Goals are important. In the next few blogs, we’re going to focus on setting them in the context of our timeline, so that we can be thinking about them in the right terms and of course, so that we can take action to meet them.
Everything You Need to KNOW
1. Goals Should be Mike Tango
You’ve heard of SMART goals, right? You know the score, goals should be Specific, Measurable, Achievable, Realistic and Time-bound. Other variations also can be found if you want to push your way through the murky depths of corporate-speak.
While SMART makes for a nice acronym, I reckon it’s a lot of wasted breath and that we should shorten things to be just MT, measurable and time-bound. After all, if a goal is MT, then it is by definition specific.
And if it’s Achievable, then it’s also Realistic, and vice versa, so that just seems superfluous. If we set ourselves a goal which isn’t achievable then who are we fooling? Our goals should also make us excited.
2. Financial Goals Should be Monetary
For our goals to be measurable we need to put figures on them, and that means pounds and pence. We covered this briefly in the last chapter, when talking about general expenses and adding those to our timeline, but now we need to do a similar exercise for our goals.

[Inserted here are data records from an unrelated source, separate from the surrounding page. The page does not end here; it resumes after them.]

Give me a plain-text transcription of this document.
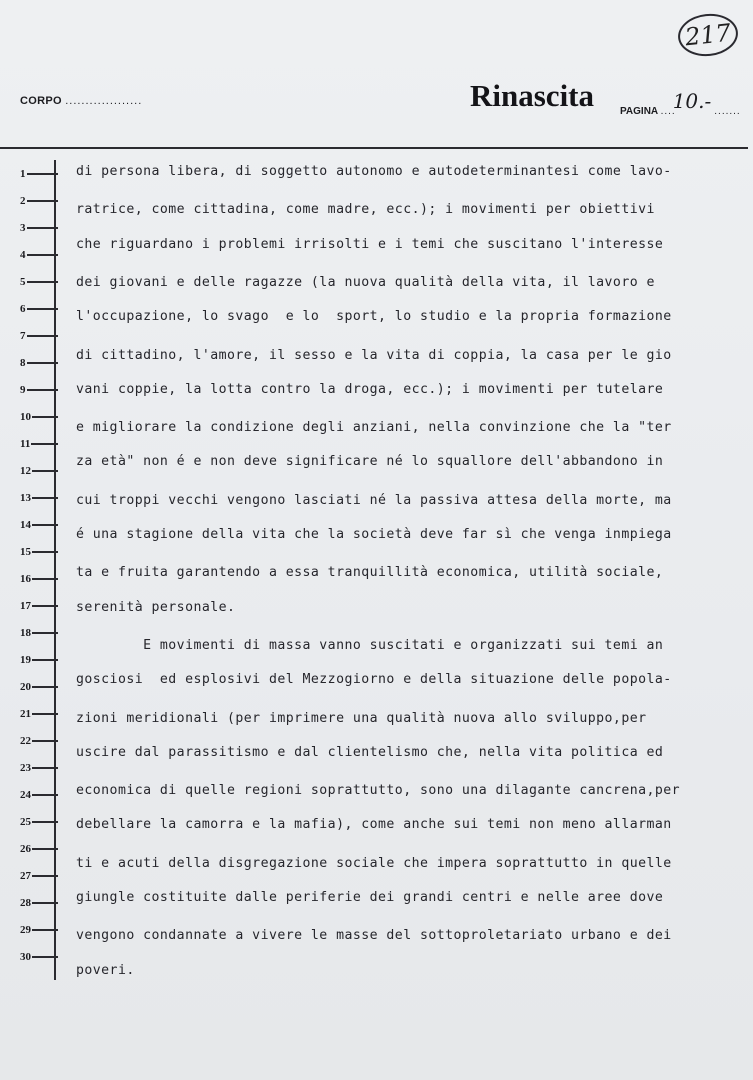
217
CORPO ...................	Rinascita	PAGINA ....10.- .......
1
2
3
4
5
6
7
8
9
10
11
12
13
14
15
16
17
18
19
20
21
22
23
24
25
26
27
28
29
30
di persona libera, di soggetto autonomo e autodeterminantesi come lavo-
ratrice, come cittadina, come madre, ecc.); i movimenti per obiettivi
che riguardano i problemi irrisolti e i temi che suscitano l'interesse
dei giovani e delle ragazze (la nuova qualità della vita, il lavoro e
l'occupazione, lo svago  e lo  sport, lo studio e la propria formazione
di cittadino, l'amore, il sesso e la vita di coppia, la casa per le gio
vani coppie, la lotta contro la droga, ecc.); i movimenti per tutelare
e migliorare la condizione degli anziani, nella convinzione che la "ter
za età" non é e non deve significare né lo squallore dell'abbandono in
cui troppi vecchi vengono lasciati né la passiva attesa della morte, ma
é una stagione della vita che la società deve far sì che venga inmpiega
ta e fruita garantendo a essa tranquillità economica, utilità sociale,
serenità personale.
E movimenti di massa vanno suscitati e organizzati sui temi an
gosciosi  ed esplosivi del Mezzogiorno e della situazione delle popola-
zioni meridionali (per imprimere una qualità nuova allo sviluppo,per
uscire dal parassitismo e dal clientelismo che, nella vita politica ed
economica di quelle regioni soprattutto, sono una dilagante cancrena,per
debellare la camorra e la mafia), come anche sui temi non meno allarman
ti e acuti della disgregazione sociale che impera soprattutto in quelle
giungle costituite dalle periferie dei grandi centri e nelle aree dove
vengono condannate a vivere le masse del sottoproletariato urbano e dei
poveri.
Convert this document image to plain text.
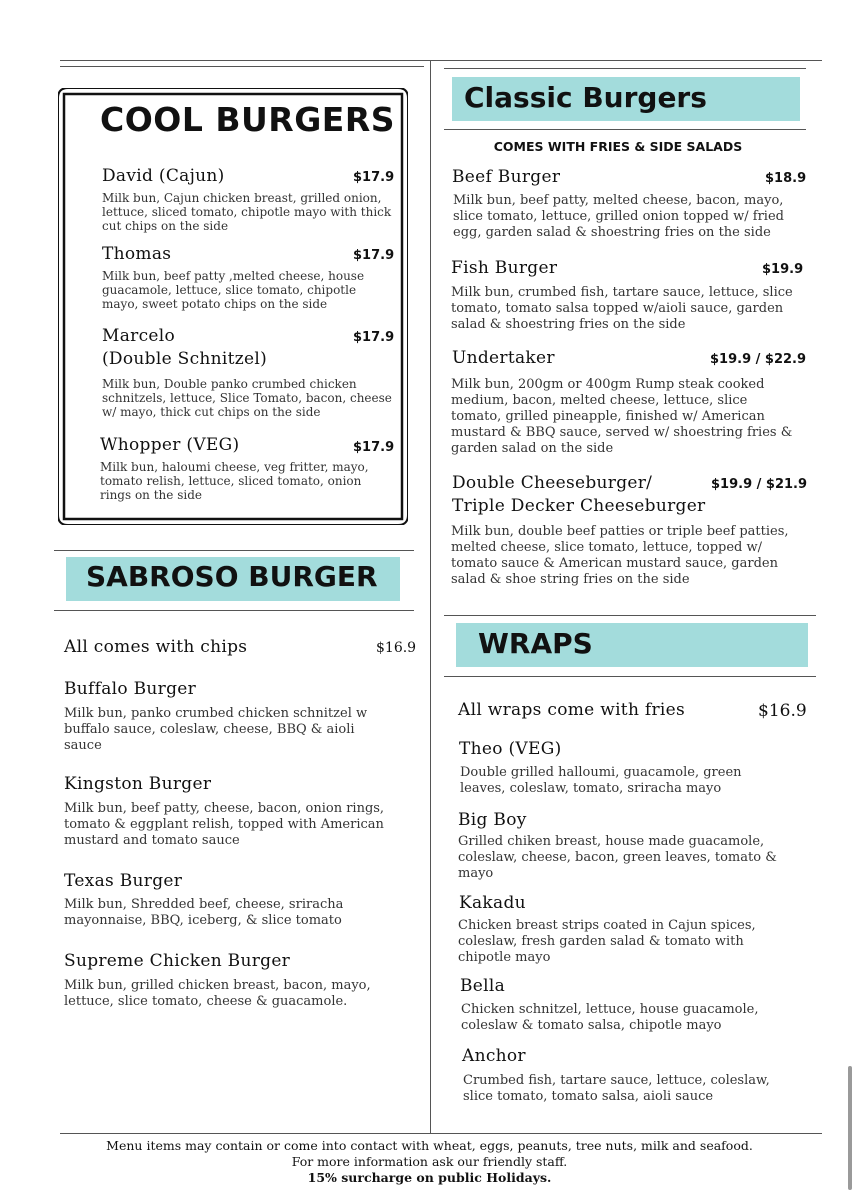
COOL BURGERS
David (Cajun)	$17.9
Milk bun, Cajun chicken breast, grilled onion, lettuce, sliced tomato, chipotle mayo with thick cut chips on the side
Thomas	$17.9
Milk bun, beef patty ,melted cheese, house guacamole, lettuce, slice tomato, chipotle mayo, sweet potato chips on the side
Marcelo
(Double Schnitzel)
$17.9
Milk bun, Double panko crumbed chicken schnitzels, lettuce, Slice Tomato, bacon, cheese w/ mayo, thick cut chips on the side
Whopper (VEG)	$17.9
Milk bun, haloumi cheese, veg fritter, mayo, tomato relish, lettuce, sliced tomato, onion rings on the side
SABROSO BURGER
All comes with chips	$16.9
Buffalo Burger
Milk bun, panko crumbed chicken schnitzel w buffalo sauce, coleslaw, cheese, BBQ & aioli sauce
Kingston Burger
Milk bun, beef patty, cheese, bacon, onion rings, tomato & eggplant relish, topped with American mustard and tomato sauce
Texas Burger
Milk bun, Shredded beef, cheese, sriracha mayonnaise, BBQ, iceberg, & slice tomato
Supreme Chicken Burger
Milk bun, grilled chicken breast, bacon, mayo, lettuce, slice tomato, cheese & guacamole.
Classic Burgers
COMES WITH FRIES & SIDE SALADS
Beef Burger	$18.9
Milk bun, beef patty, melted cheese, bacon, mayo, slice tomato, lettuce, grilled onion topped w/ fried egg, garden salad & shoestring fries on the side
Fish Burger	$19.9
Milk bun, crumbed fish, tartare sauce, lettuce, slice tomato, tomato salsa topped w/aioli sauce, garden salad & shoestring fries on the side
Undertaker	$19.9 / $22.9
Milk bun, 200gm or 400gm Rump steak cooked medium, bacon, melted cheese, lettuce, slice tomato, grilled pineapple, finished w/ American mustard & BBQ sauce, served w/ shoestring fries & garden salad on the side
Double Cheeseburger/
Triple Decker Cheeseburger
$19.9 / $21.9
Milk bun, double beef patties or triple beef patties, melted cheese, slice tomato, lettuce, topped w/ tomato sauce & American mustard sauce, garden salad & shoe string fries on the side
WRAPS
All wraps come with fries	$16.9
Theo (VEG)
Double grilled halloumi, guacamole, green leaves, coleslaw, tomato, sriracha mayo
Big Boy
Grilled chiken breast, house made guacamole, coleslaw, cheese, bacon, green leaves, tomato & mayo
Kakadu
Chicken breast strips coated in Cajun spices, coleslaw, fresh garden salad & tomato with chipotle mayo
Bella
Chicken schnitzel, lettuce, house guacamole, coleslaw & tomato salsa, chipotle mayo
Anchor
Crumbed fish, tartare sauce, lettuce, coleslaw, slice tomato, tomato salsa, aioli sauce
Menu items may contain or come into contact with wheat, eggs, peanuts, tree nuts, milk and seafood.
For more information ask our friendly staff.
15% surcharge on public Holidays.
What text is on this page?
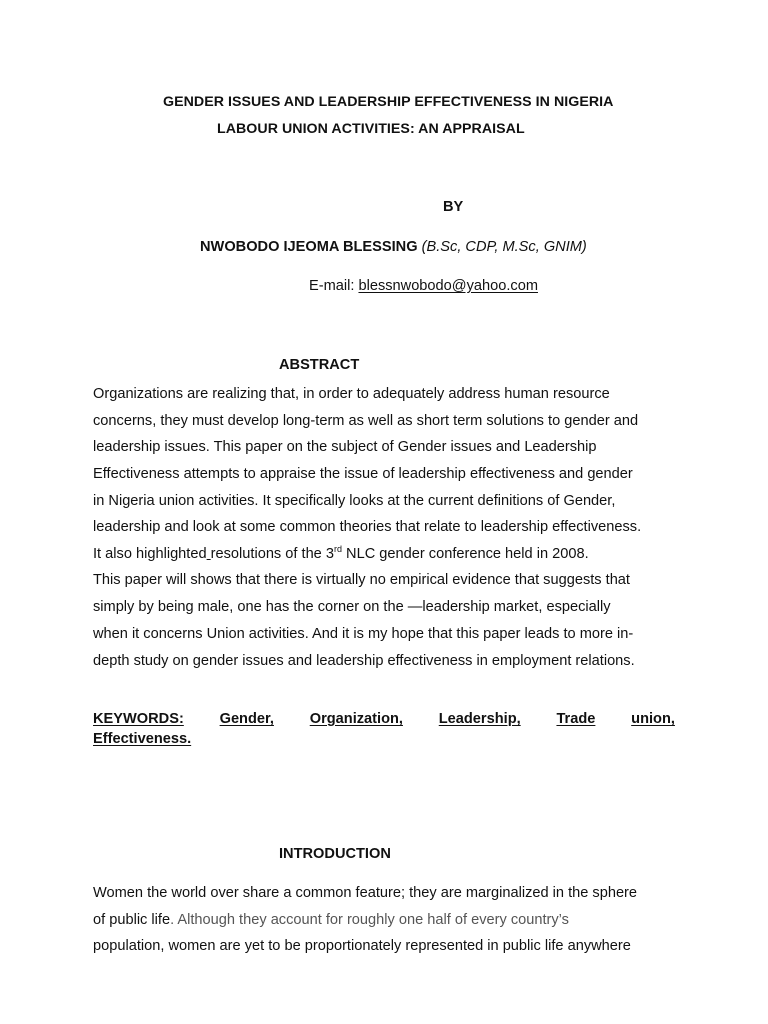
GENDER ISSUES AND LEADERSHIP EFFECTIVENESS IN NIGERIA
LABOUR UNION ACTIVITIES: AN APPRAISAL
BY
NWOBODO IJEOMA BLESSING (B.Sc, CDP, M.Sc, GNIM)
E-mail: blessnwobodo@yahoo.com
ABSTRACT
Organizations are realizing that, in order to adequately address human resource
concerns, they must develop long-term as well as short term solutions to gender and
leadership issues. This paper on the subject of Gender issues and Leadership
Effectiveness attempts to appraise the issue of leadership effectiveness and gender
in Nigeria union activities. It specifically looks at the current definitions of Gender,
leadership and look at some common theories that relate to leadership effectiveness.
It also highlighted resolutions of the 3rd NLC gender conference held in 2008.
This paper will shows that there is virtually no empirical evidence that suggests that
simply by being male, one has the corner on the —leadership market, especially
when it concerns Union activities. And it is my hope that this paper leads to more in-
depth study on gender issues and leadership effectiveness in employment relations.
KEYWORDS: Gender, Organization, Leadership, Trade union,
Effectiveness.
INTRODUCTION
Women the world over share a common feature; they are marginalized in the sphere
of public life. Although they account for roughly one half of every country’s
population, women are yet to be proportionately represented in public life anywhere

Now it might be more or less easy to put a monetary figure on a particular goal. If it’s a purchase, then it’s fairly straightforward. If the camper van you want is £30,000 then that’s an easy goal to articulate. But if your goal is to take a year off work and travel, then you need to work out both the loss of earnings for the year, and also the cost of the travel, so there’s a bit more work involved. Then there’s the big one, the ultimate goal for many of us – FI (financial independence).
There’s no correct formula for this, but I’m going to revert to the most popular one, which is to multiply our desired lifestyle cost by 25. To put it another way, it’s the amount of money to be able to draw 4% per year endnote run out of money.
Of course, we need to apply inflation to this figure too. A £25,000 per year lifestyle at age 35 will cost more than £25,000 when we’re age 55. And there are potentially two moving targets, both the amount and the timescale are dependent on each other and the inflation factor. But we’ll need to take a stab somewhere and add the goal to our timeline.
3. Inflation is Your Enemy
Inflation is working against you while you’re setting and working towards your goals. It simply makes everything more expensive in the future, and it messes with our head because we can only think in today’s money.
The way to deal with it is to set goals in today’s money, and then apply the inflation factor. But when working out what we need to save, we need to NOT take inflation off the growth rate, because otherwise we’re factoring it in twice.